Our results showed that older B. wolfi eggs hatched more often than younger eggs. This might represent a ‘last-chance’ strategy to avoid mortality when energy reserves are almost depleted [18]. A mechanistic explanation for this pattern could also be that egg shell pigmentation degrades with time [34]. This means that B. wolfi embryos may become more receptive to light as an essential hatching cue [23] as they age. Alternatively, B. wolfi embryos might require variable amounts of time to complete development, which would mean that some of the younger eggs were not ready to hatch.

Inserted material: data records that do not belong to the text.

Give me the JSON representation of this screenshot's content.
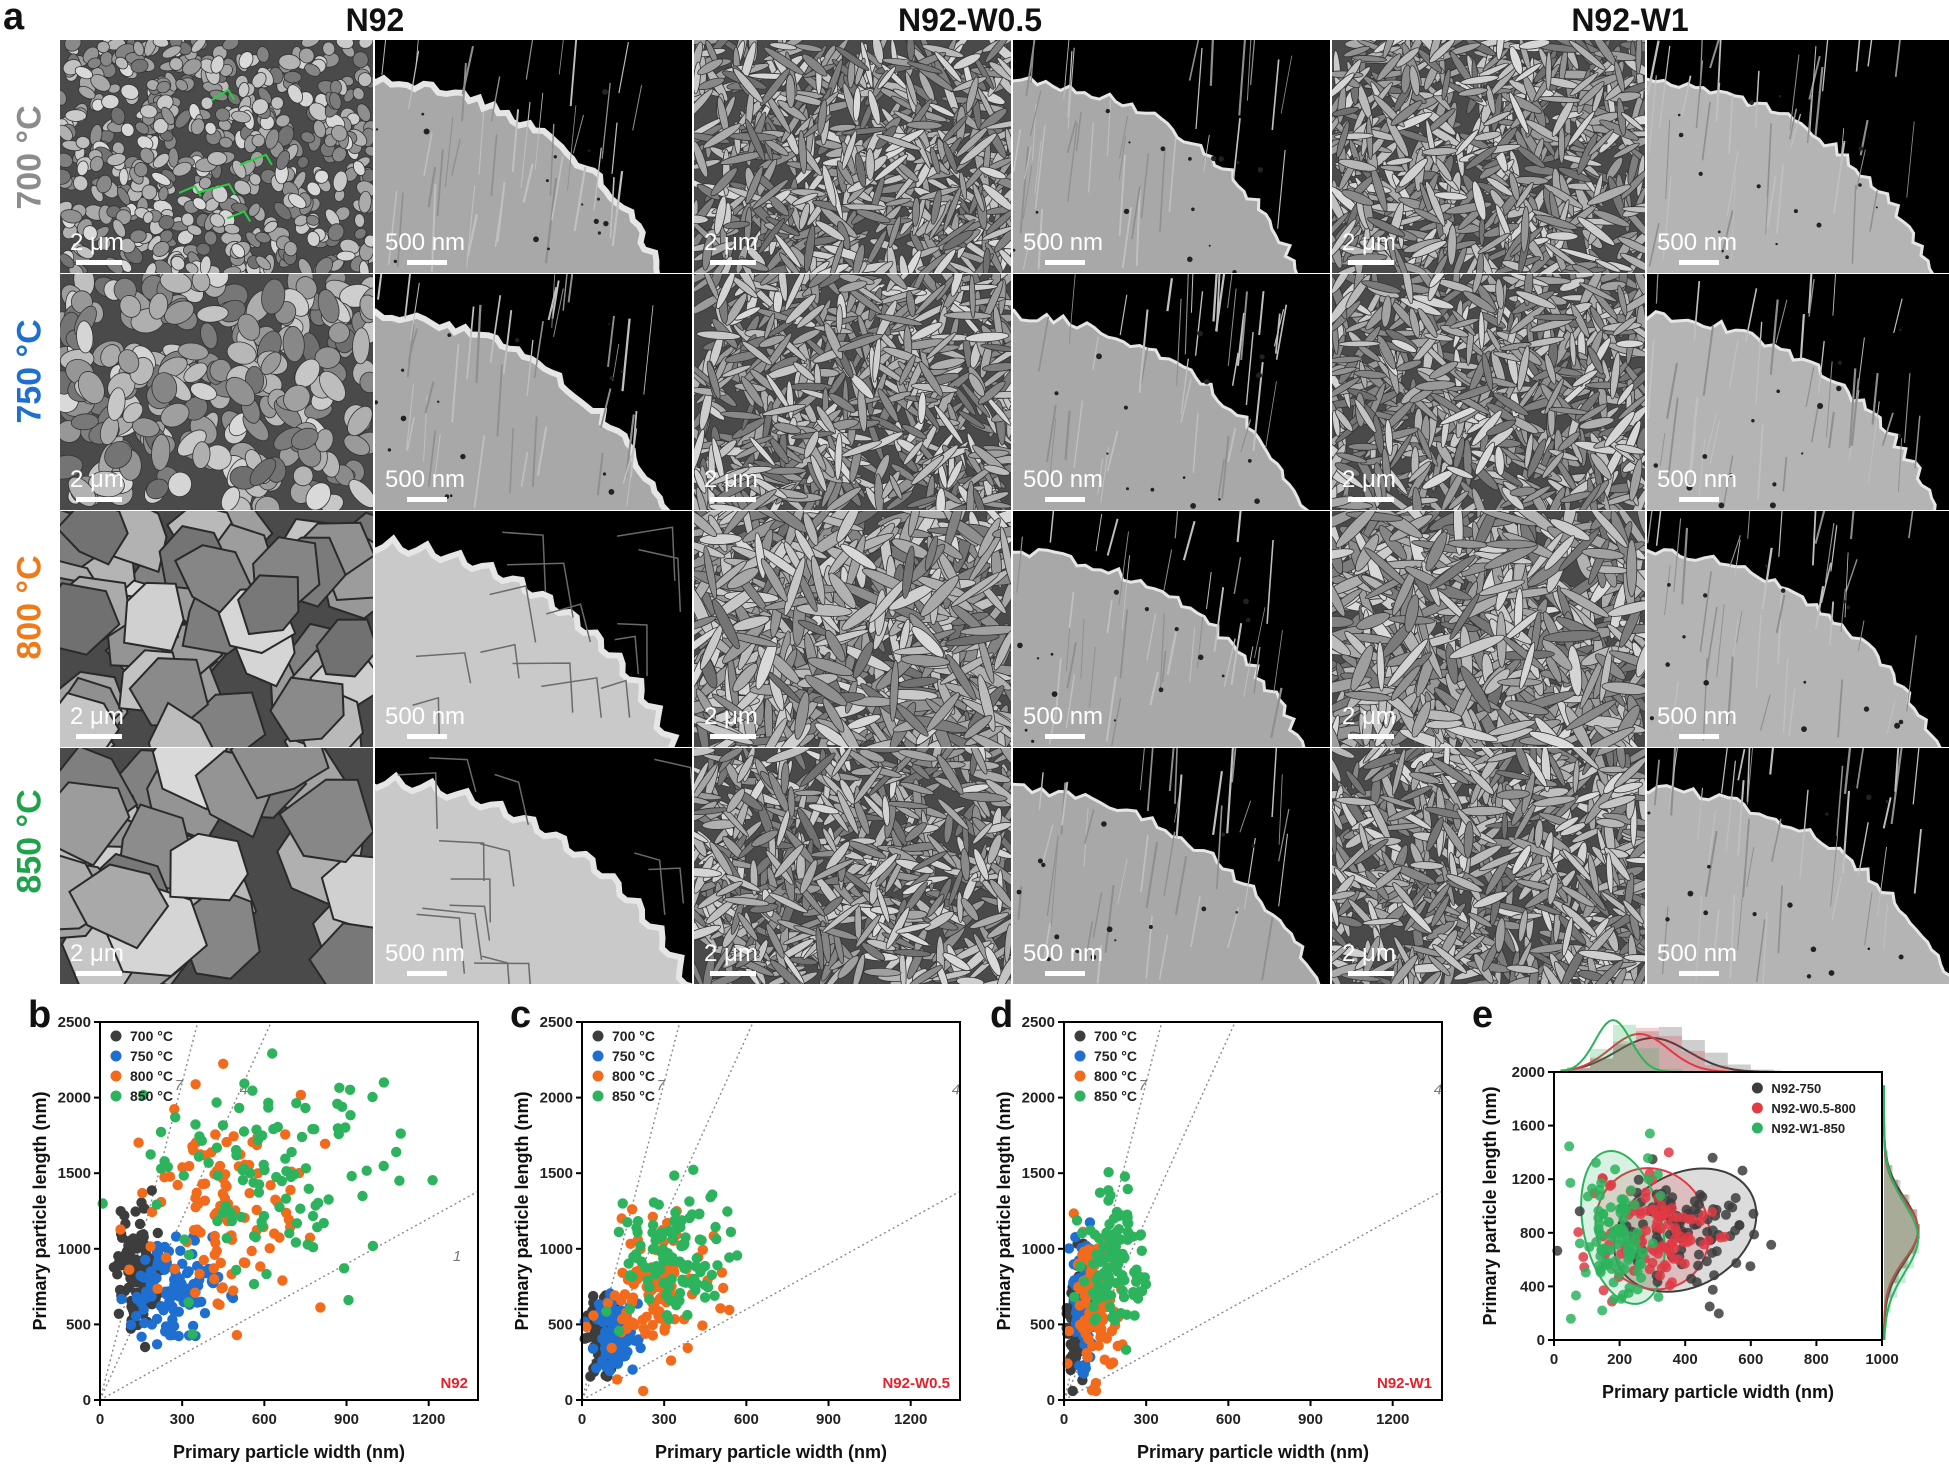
{
  "panel_labels": {
    "a": "a",
    "b": "b",
    "c": "c",
    "d": "d",
    "e": "e"
  },
  "grid": {
    "columns": [
      "N92",
      "N92-W0.5",
      "N92-W1"
    ],
    "rows": [
      {
        "label": "700 °C",
        "color": "#8c8c8c"
      },
      {
        "label": "750 °C",
        "color": "#1f6fd1"
      },
      {
        "label": "800 °C",
        "color": "#f07a1a"
      },
      {
        "label": "850 °C",
        "color": "#1fa34a"
      }
    ],
    "scale_sem": "2 μm",
    "scale_tem": "500 nm"
  },
  "colors": {
    "700": "#3d3d3d",
    "750": "#1f6fd1",
    "800": "#f26b1d",
    "850": "#2db35d",
    "n92": "#3d3d3d",
    "w05": "#e03a44",
    "w1": "#2db35d",
    "ratio": "#888888",
    "sample_label": "#e8202a"
  },
  "chart_data": [
    {
      "id": "b",
      "type": "scatter",
      "sample_label": "N92",
      "xlabel": "Primary particle width (nm)",
      "ylabel": "Primary particle length (nm)",
      "xlim": [
        0,
        1380
      ],
      "ylim": [
        0,
        2500
      ],
      "xticks": [
        0,
        300,
        600,
        900,
        1200
      ],
      "yticks": [
        0,
        500,
        1000,
        1500,
        2000,
        2500
      ],
      "legend": [
        "700 °C",
        "750 °C",
        "800 °C",
        "850 °C"
      ],
      "ratio_lines": [
        {
          "label": "7",
          "slope": 7
        },
        {
          "label": "4",
          "slope": 4
        },
        {
          "label": "1",
          "slope": 1
        }
      ],
      "series": [
        {
          "name": "700 °C",
          "cx": 130,
          "cy": 850,
          "sx": 35,
          "sy": 200,
          "n": 110
        },
        {
          "name": "750 °C",
          "cx": 280,
          "cy": 700,
          "sx": 90,
          "sy": 170,
          "n": 110
        },
        {
          "name": "800 °C",
          "cx": 450,
          "cy": 1250,
          "sx": 130,
          "sy": 350,
          "n": 110
        },
        {
          "name": "850 °C",
          "cx": 620,
          "cy": 1450,
          "sx": 230,
          "sy": 380,
          "n": 110
        }
      ]
    },
    {
      "id": "c",
      "type": "scatter",
      "sample_label": "N92-W0.5",
      "xlabel": "Primary particle width (nm)",
      "ylabel": "Primary particle length (nm)",
      "xlim": [
        0,
        1380
      ],
      "ylim": [
        0,
        2500
      ],
      "xticks": [
        0,
        300,
        600,
        900,
        1200
      ],
      "yticks": [
        0,
        500,
        1000,
        1500,
        2000,
        2500
      ],
      "legend": [
        "700 °C",
        "750 °C",
        "800 °C",
        "850 °C"
      ],
      "ratio_lines": [
        {
          "label": "7",
          "slope": 7
        },
        {
          "label": "4",
          "slope": 4
        },
        {
          "label": "1",
          "slope": 1
        }
      ],
      "series": [
        {
          "name": "700 °C",
          "cx": 70,
          "cy": 450,
          "sx": 25,
          "sy": 130,
          "n": 110
        },
        {
          "name": "750 °C",
          "cx": 130,
          "cy": 450,
          "sx": 40,
          "sy": 120,
          "n": 110
        },
        {
          "name": "800 °C",
          "cx": 260,
          "cy": 750,
          "sx": 90,
          "sy": 250,
          "n": 110
        },
        {
          "name": "850 °C",
          "cx": 340,
          "cy": 950,
          "sx": 100,
          "sy": 250,
          "n": 110
        }
      ]
    },
    {
      "id": "d",
      "type": "scatter",
      "sample_label": "N92-W1",
      "xlabel": "Primary particle width (nm)",
      "ylabel": "Primary particle length (nm)",
      "xlim": [
        0,
        1380
      ],
      "ylim": [
        0,
        2500
      ],
      "xticks": [
        0,
        300,
        600,
        900,
        1200
      ],
      "yticks": [
        0,
        500,
        1000,
        1500,
        2000,
        2500
      ],
      "legend": [
        "700 °C",
        "750 °C",
        "800 °C",
        "850 °C"
      ],
      "ratio_lines": [
        {
          "label": "7",
          "slope": 7
        },
        {
          "label": "4",
          "slope": 4
        },
        {
          "label": "1",
          "slope": 1
        }
      ],
      "series": [
        {
          "name": "700 °C",
          "cx": 45,
          "cy": 550,
          "sx": 15,
          "sy": 180,
          "n": 110
        },
        {
          "name": "750 °C",
          "cx": 70,
          "cy": 650,
          "sx": 22,
          "sy": 180,
          "n": 110
        },
        {
          "name": "800 °C",
          "cx": 120,
          "cy": 650,
          "sx": 45,
          "sy": 220,
          "n": 110
        },
        {
          "name": "850 °C",
          "cx": 185,
          "cy": 900,
          "sx": 60,
          "sy": 230,
          "n": 110
        }
      ]
    },
    {
      "id": "e",
      "type": "scatter",
      "sample_label": "",
      "xlabel": "Primary particle width (nm)",
      "ylabel": "Primary particle length (nm)",
      "xlim": [
        0,
        1000
      ],
      "ylim": [
        0,
        2000
      ],
      "xticks": [
        0,
        200,
        400,
        600,
        800,
        1000
      ],
      "yticks": [
        0,
        400,
        800,
        1200,
        1600,
        2000
      ],
      "legend": [
        "N92-750",
        "N92-W0.5-800",
        "N92-W1-850"
      ],
      "series": [
        {
          "name": "N92-750",
          "cx": 400,
          "cy": 800,
          "sx": 110,
          "sy": 230,
          "n": 100
        },
        {
          "name": "N92-W0.5-800",
          "cx": 300,
          "cy": 820,
          "sx": 85,
          "sy": 220,
          "n": 100
        },
        {
          "name": "N92-W1-850",
          "cx": 190,
          "cy": 780,
          "sx": 55,
          "sy": 260,
          "n": 100
        }
      ]
    }
  ]
}
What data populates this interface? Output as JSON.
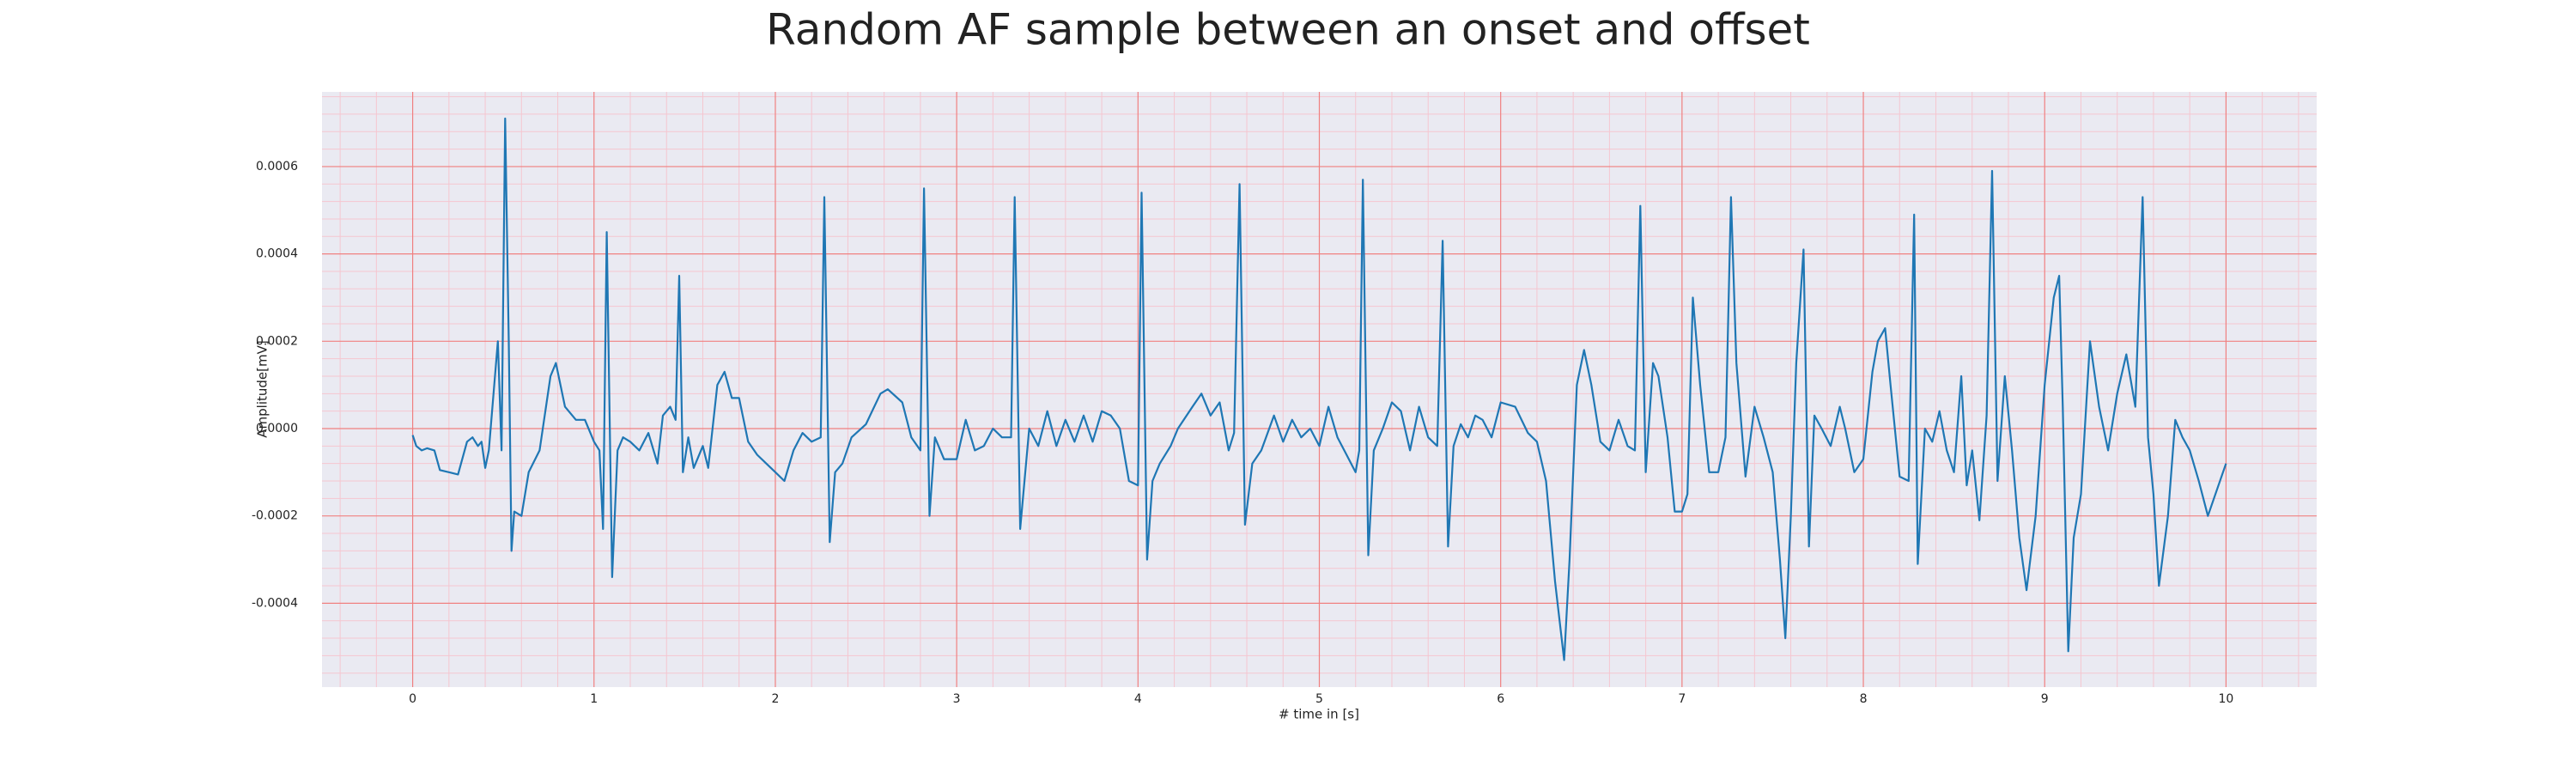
{
  "chart_data": {
    "type": "line",
    "title": "Random AF sample between an onset and offset",
    "xlabel": "# time in [s]",
    "ylabel": "Amplitude[mV]",
    "x": [
      0,
      0.02,
      0.05,
      0.08,
      0.12,
      0.15,
      0.2,
      0.25,
      0.3,
      0.33,
      0.36,
      0.38,
      0.4,
      0.42,
      0.45,
      0.47,
      0.49,
      0.51,
      0.53,
      0.545,
      0.56,
      0.6,
      0.64,
      0.7,
      0.76,
      0.79,
      0.84,
      0.9,
      0.95,
      1.0,
      1.03,
      1.05,
      1.07,
      1.1,
      1.13,
      1.16,
      1.2,
      1.25,
      1.3,
      1.35,
      1.38,
      1.42,
      1.45,
      1.47,
      1.49,
      1.52,
      1.55,
      1.6,
      1.63,
      1.68,
      1.72,
      1.76,
      1.8,
      1.85,
      1.9,
      1.95,
      2.0,
      2.05,
      2.1,
      2.15,
      2.2,
      2.25,
      2.27,
      2.3,
      2.33,
      2.37,
      2.42,
      2.5,
      2.58,
      2.62,
      2.7,
      2.75,
      2.8,
      2.82,
      2.85,
      2.88,
      2.93,
      3.0,
      3.05,
      3.1,
      3.15,
      3.2,
      3.25,
      3.3,
      3.32,
      3.35,
      3.4,
      3.45,
      3.5,
      3.55,
      3.6,
      3.65,
      3.7,
      3.75,
      3.8,
      3.85,
      3.9,
      3.95,
      4.0,
      4.02,
      4.05,
      4.08,
      4.12,
      4.18,
      4.22,
      4.3,
      4.35,
      4.4,
      4.45,
      4.5,
      4.53,
      4.56,
      4.59,
      4.63,
      4.68,
      4.75,
      4.8,
      4.85,
      4.9,
      4.95,
      5.0,
      5.05,
      5.1,
      5.15,
      5.2,
      5.22,
      5.24,
      5.27,
      5.3,
      5.35,
      5.4,
      5.45,
      5.5,
      5.55,
      5.6,
      5.65,
      5.68,
      5.71,
      5.74,
      5.78,
      5.82,
      5.86,
      5.9,
      5.95,
      6.0,
      6.08,
      6.15,
      6.2,
      6.25,
      6.3,
      6.35,
      6.38,
      6.42,
      6.46,
      6.5,
      6.55,
      6.6,
      6.65,
      6.7,
      6.74,
      6.77,
      6.8,
      6.84,
      6.87,
      6.92,
      6.96,
      7.0,
      7.03,
      7.06,
      7.1,
      7.15,
      7.2,
      7.24,
      7.27,
      7.3,
      7.35,
      7.4,
      7.45,
      7.5,
      7.54,
      7.57,
      7.6,
      7.63,
      7.67,
      7.7,
      7.73,
      7.77,
      7.82,
      7.87,
      7.9,
      7.95,
      8.0,
      8.05,
      8.08,
      8.12,
      8.15,
      8.2,
      8.25,
      8.28,
      8.3,
      8.34,
      8.38,
      8.42,
      8.46,
      8.5,
      8.54,
      8.57,
      8.6,
      8.64,
      8.68,
      8.71,
      8.74,
      8.78,
      8.82,
      8.86,
      8.9,
      8.95,
      9.0,
      9.05,
      9.08,
      9.1,
      9.13,
      9.16,
      9.2,
      9.25,
      9.3,
      9.35,
      9.4,
      9.45,
      9.5,
      9.54,
      9.57,
      9.6,
      9.63,
      9.68,
      9.72,
      9.76,
      9.8,
      9.85,
      9.9,
      10.0
    ],
    "series": [
      {
        "color": "#1f77b4",
        "values": [
          -1.5e-05,
          -4e-05,
          -5e-05,
          -4.5e-05,
          -5e-05,
          -9.5e-05,
          -0.0001,
          -0.000105,
          -3e-05,
          -2e-05,
          -4e-05,
          -3e-05,
          -9e-05,
          -5e-05,
          0.0001,
          0.0002,
          -5e-05,
          0.00071,
          0.0002,
          -0.00028,
          -0.00019,
          -0.0002,
          -0.0001,
          -5e-05,
          0.00012,
          0.00015,
          5e-05,
          2e-05,
          2e-05,
          -3e-05,
          -5e-05,
          -0.00023,
          0.00045,
          -0.00034,
          -5e-05,
          -2e-05,
          -3e-05,
          -5e-05,
          -1e-05,
          -8e-05,
          3e-05,
          5e-05,
          2e-05,
          0.00035,
          -0.0001,
          -2e-05,
          -9e-05,
          -4e-05,
          -9e-05,
          0.0001,
          0.00013,
          7e-05,
          7e-05,
          -3e-05,
          -6e-05,
          -8e-05,
          -0.0001,
          -0.00012,
          -5e-05,
          -1e-05,
          -3e-05,
          -2e-05,
          0.00053,
          -0.00026,
          -0.0001,
          -8e-05,
          -2e-05,
          1e-05,
          8e-05,
          9e-05,
          6e-05,
          -2e-05,
          -5e-05,
          0.00055,
          -0.0002,
          -2e-05,
          -7e-05,
          -7e-05,
          2e-05,
          -5e-05,
          -4e-05,
          0,
          -2e-05,
          -2e-05,
          0.00053,
          -0.00023,
          0,
          -4e-05,
          4e-05,
          -4e-05,
          2e-05,
          -3e-05,
          3e-05,
          -3e-05,
          4e-05,
          3e-05,
          0,
          -0.00012,
          -0.00013,
          0.00054,
          -0.0003,
          -0.00012,
          -8e-05,
          -4e-05,
          0,
          5e-05,
          8e-05,
          3e-05,
          6e-05,
          -5e-05,
          -1e-05,
          0.00056,
          -0.00022,
          -8e-05,
          -5e-05,
          3e-05,
          -3e-05,
          2e-05,
          -2e-05,
          0,
          -4e-05,
          5e-05,
          -2e-05,
          -6e-05,
          -0.0001,
          -5e-05,
          0.00057,
          -0.00029,
          -5e-05,
          0,
          6e-05,
          4e-05,
          -5e-05,
          5e-05,
          -2e-05,
          -4e-05,
          0.00043,
          -0.00027,
          -4e-05,
          1e-05,
          -2e-05,
          3e-05,
          2e-05,
          -2e-05,
          6e-05,
          5e-05,
          -1e-05,
          -3e-05,
          -0.00012,
          -0.00035,
          -0.00053,
          -0.0003,
          0.0001,
          0.00018,
          0.0001,
          -3e-05,
          -5e-05,
          2e-05,
          -4e-05,
          -5e-05,
          0.00051,
          -0.0001,
          0.00015,
          0.00012,
          -2e-05,
          -0.00019,
          -0.00019,
          -0.00015,
          0.0003,
          0.0001,
          -0.0001,
          -0.0001,
          -2e-05,
          0.00053,
          0.00015,
          -0.00011,
          5e-05,
          -2e-05,
          -0.0001,
          -0.0003,
          -0.00048,
          -0.0002,
          0.00015,
          0.00041,
          -0.00027,
          3e-05,
          0,
          -4e-05,
          5e-05,
          0,
          -0.0001,
          -7e-05,
          0.00013,
          0.0002,
          0.00023,
          0.0001,
          -0.00011,
          -0.00012,
          0.00049,
          -0.00031,
          0,
          -3e-05,
          4e-05,
          -5e-05,
          -0.0001,
          0.00012,
          -0.00013,
          -5e-05,
          -0.00021,
          3e-05,
          0.00059,
          -0.00012,
          0.00012,
          -5e-05,
          -0.00025,
          -0.00037,
          -0.0002,
          0.0001,
          0.0003,
          0.00035,
          5e-05,
          -0.00051,
          -0.00025,
          -0.00015,
          0.0002,
          5e-05,
          -5e-05,
          8e-05,
          0.00017,
          5e-05,
          0.00053,
          -2e-05,
          -0.00015,
          -0.00036,
          -0.0002,
          2e-05,
          -2e-05,
          -5e-05,
          -0.00012,
          -0.0002,
          -8e-05
        ]
      }
    ],
    "xlim": [
      -0.5,
      10.5
    ],
    "ylim": [
      -0.000592,
      0.000771
    ],
    "xticks": [
      0,
      1,
      2,
      3,
      4,
      5,
      6,
      7,
      8,
      9,
      10
    ],
    "yticks": [
      {
        "value": -0.0004,
        "label": "-0.0004"
      },
      {
        "value": -0.0002,
        "label": "-0.0002"
      },
      {
        "value": 0,
        "label": "0.0000"
      },
      {
        "value": 0.0002,
        "label": "0.0002"
      },
      {
        "value": 0.0004,
        "label": "0.0004"
      },
      {
        "value": 0.0006,
        "label": "0.0006"
      }
    ],
    "grid": true,
    "grid_color": "#f08080",
    "minor_grid": true,
    "minor_grid_color": "#f5c6d0",
    "background": "#eaeaf2"
  }
}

It should be noted that our study measured egg survival rates under laboratory conditions. In nature, survival rates should be considerably lower due to eggs being consumed by generalist predators, such as flatworms [35] and oribatid mites (unpublished data), blown away by strong winds [36] or washed away when ponds overflow [37]. Therefore, our calculations most likely overestimate future egg survival rates. Still, this does not necessarily mean that the studied populations would perish under climate change. For instance, predator and competitor populations may be affected by climate change as well, which would change biotic interactions. Next to that, vulnerability is also determined by the capacity of organisms to acclimate or adapt to novel environmental conditions [17, 38, 39]. Finally, spatial rescue-effects could reduce risks of, at least permanent, population extinction [22]. Although a sequence of short inundations in one pool could lead to a local extinction, it could be followed by recolonization from neighboring populations if these source populations are able to persist under climate change. Yet, in pools with median inundation lengths shorter than 9 days, the number of dispersing eggs required to maintain long term positive population growth under future conditions would be unrealistically high relative to field estimates of passive dispersal rates [36] as is discussed further in Additional file 5. Selection, followed by local adaptation, could also moderate the fitness effects of climate change [40] and a number of studies have picked up signatures of rapid selection for specific genotypes in response to increased temperatures in freshwater invertebrates [6, 41]. However, it seems as if B. wolfi populations are approaching their limits for adaptation because even under present-day conditions they cannot maintain permanently viable populations in the most ephemeral pools within the Korannaberg cluster. Future work should include experimental evolution trials during which zooplankton populations are exposed to realistic changes in temperature and inundation regime so that potential adaptation can be tracked across generations.

Conclusions

Our study explored how life-history traits interact with environmental conditions to influence the demographics of temporary pool zooplankton species. While we integrate life-history responses and environmental changes, as expected under climate change, we need to combine this further with mechanistic aspects of evolution and species interactions to fully understand the consequences of climate change on aquatic biodiversity [39]. Nevertheless, our study is an important first step to understanding whether climate change can erode a species’ ability to withstand unfavorable habitat conditions. Our findings demonstrate clearly that climate change might not only jeopardize the persistence of aquatic species by reducing habitat suitability, but by also undermining the dormancy mechanism needed for demographic resilience.